Prokaryotic cells are generally much smaller than eukaryotic cells, which enhances nutrient uptake and allows for rapid growth.

• Typical size: 0.2 μm to >700 μm (most are 0.5–4.0 μm wide and <15 μm long).

• Small size results in a higher surface area-to-volume ratio, facilitating efficient nutrient exchange.

• Ultra-small cells exist, but there is a lower limit to cell size due to the need to house essential cellular machinery.

The Cell Membrane and Wall

The Cytoplasmic Membrane

The cytoplasmic (plasma) membrane is a critical structure in all cells, acting as a selective barrier and site for various cellular processes.

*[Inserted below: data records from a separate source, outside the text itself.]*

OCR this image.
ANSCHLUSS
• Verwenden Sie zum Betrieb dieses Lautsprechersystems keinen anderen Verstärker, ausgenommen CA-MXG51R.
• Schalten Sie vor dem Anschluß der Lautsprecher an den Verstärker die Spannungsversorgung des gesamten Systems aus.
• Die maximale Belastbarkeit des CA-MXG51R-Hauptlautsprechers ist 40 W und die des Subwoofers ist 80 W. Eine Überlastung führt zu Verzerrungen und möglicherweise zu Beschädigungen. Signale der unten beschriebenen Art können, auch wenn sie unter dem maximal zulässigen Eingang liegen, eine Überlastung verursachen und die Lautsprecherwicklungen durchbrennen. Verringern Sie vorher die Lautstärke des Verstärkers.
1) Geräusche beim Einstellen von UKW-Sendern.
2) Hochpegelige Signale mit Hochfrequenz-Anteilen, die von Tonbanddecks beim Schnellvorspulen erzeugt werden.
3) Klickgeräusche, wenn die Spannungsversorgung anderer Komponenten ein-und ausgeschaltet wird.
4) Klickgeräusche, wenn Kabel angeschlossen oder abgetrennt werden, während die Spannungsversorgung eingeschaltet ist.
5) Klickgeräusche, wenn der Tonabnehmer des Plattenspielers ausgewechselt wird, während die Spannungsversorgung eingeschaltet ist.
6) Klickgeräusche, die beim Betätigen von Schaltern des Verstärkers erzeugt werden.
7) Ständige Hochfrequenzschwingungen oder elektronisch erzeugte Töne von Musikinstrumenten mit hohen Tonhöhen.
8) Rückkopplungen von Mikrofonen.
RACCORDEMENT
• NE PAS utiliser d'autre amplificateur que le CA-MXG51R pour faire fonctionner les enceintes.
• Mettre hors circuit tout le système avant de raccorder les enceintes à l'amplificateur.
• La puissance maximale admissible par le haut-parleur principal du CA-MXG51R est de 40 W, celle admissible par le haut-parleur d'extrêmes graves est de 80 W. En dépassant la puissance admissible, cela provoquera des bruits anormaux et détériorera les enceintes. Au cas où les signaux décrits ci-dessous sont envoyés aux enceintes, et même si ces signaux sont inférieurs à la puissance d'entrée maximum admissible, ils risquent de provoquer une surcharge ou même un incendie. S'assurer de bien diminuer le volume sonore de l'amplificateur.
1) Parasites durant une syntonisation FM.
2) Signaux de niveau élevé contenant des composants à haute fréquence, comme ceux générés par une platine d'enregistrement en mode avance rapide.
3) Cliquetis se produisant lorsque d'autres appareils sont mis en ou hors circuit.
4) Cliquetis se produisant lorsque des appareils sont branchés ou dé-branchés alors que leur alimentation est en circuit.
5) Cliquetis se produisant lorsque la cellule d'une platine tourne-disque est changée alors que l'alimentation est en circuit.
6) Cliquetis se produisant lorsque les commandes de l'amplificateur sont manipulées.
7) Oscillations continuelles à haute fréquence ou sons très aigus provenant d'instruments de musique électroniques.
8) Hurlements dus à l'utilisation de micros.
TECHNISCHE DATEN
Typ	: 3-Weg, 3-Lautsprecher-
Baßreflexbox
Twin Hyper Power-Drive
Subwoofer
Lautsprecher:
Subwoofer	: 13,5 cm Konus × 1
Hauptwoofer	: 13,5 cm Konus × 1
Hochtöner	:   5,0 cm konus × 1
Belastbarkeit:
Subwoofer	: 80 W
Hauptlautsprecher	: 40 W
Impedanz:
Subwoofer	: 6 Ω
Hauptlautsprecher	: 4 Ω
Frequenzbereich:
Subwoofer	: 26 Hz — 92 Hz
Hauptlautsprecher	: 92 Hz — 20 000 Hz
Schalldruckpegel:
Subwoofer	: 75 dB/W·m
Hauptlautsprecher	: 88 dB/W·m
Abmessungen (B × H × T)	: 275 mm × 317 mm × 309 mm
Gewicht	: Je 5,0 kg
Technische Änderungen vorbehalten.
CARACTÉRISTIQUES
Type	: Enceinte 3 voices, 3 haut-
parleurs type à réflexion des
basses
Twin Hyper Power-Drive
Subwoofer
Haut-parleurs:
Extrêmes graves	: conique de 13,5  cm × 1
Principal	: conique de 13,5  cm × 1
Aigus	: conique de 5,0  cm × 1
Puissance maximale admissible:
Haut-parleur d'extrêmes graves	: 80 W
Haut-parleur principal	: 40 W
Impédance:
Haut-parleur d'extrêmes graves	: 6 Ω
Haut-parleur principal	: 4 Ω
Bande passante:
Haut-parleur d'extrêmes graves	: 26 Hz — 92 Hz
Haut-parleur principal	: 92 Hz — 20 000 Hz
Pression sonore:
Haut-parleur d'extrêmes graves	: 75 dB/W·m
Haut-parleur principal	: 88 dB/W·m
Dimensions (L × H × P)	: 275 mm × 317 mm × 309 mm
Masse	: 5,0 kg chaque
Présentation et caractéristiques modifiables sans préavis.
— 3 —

• Composed of a phospholipid bilayer with embedded proteins.

• Separates the cytoplasm from the external environment.

• Functions as a permeability barrier, protein anchor, and site of energy conservation (proton motive force).

Structure of Bacterial and Archaeal Membranes

• Bacterial membranes contain ester-linked fatty acids in their phospholipids.

• Archaeal membranes have ether linkages and isoprene-based lipids, which can form monolayers or bilayers and are more heat-resistant (important for thermophilic Archaea).

Functions of the Cytoplasmic Membrane

• Permeability barrier: prevents free diffusion of polar and charged molecules; transport proteins facilitate uptake of nutrients and export of waste.

• Protein anchor: holds transport and other proteins in place.

• Energy conservation: site of generation and use of the proton motive force.

Transport Across the Membrane

• Passive transport (diffusion): movement of small molecules (e.g., O2, CO2) down their concentration gradient.

• Facilitated diffusion: uses transport proteins (carriers) for larger or specific molecules (e.g., glucose).

• Active transport: moves molecules against their concentration gradient using energy (often ATP).

Types of active transport:

• Uniporters: transport a single type of molecule.

• Symporters: transport two molecules in the same direction.

• Antiporters: transport two molecules in opposite directions.

Conclusion: Membrane Function

• The cytoplasmic membrane is essential for maintaining cellular integrity, mediating transport, and conserving energy.

• Transport proteins enable cells to accumulate nutrients and expel waste, even against concentration gradients.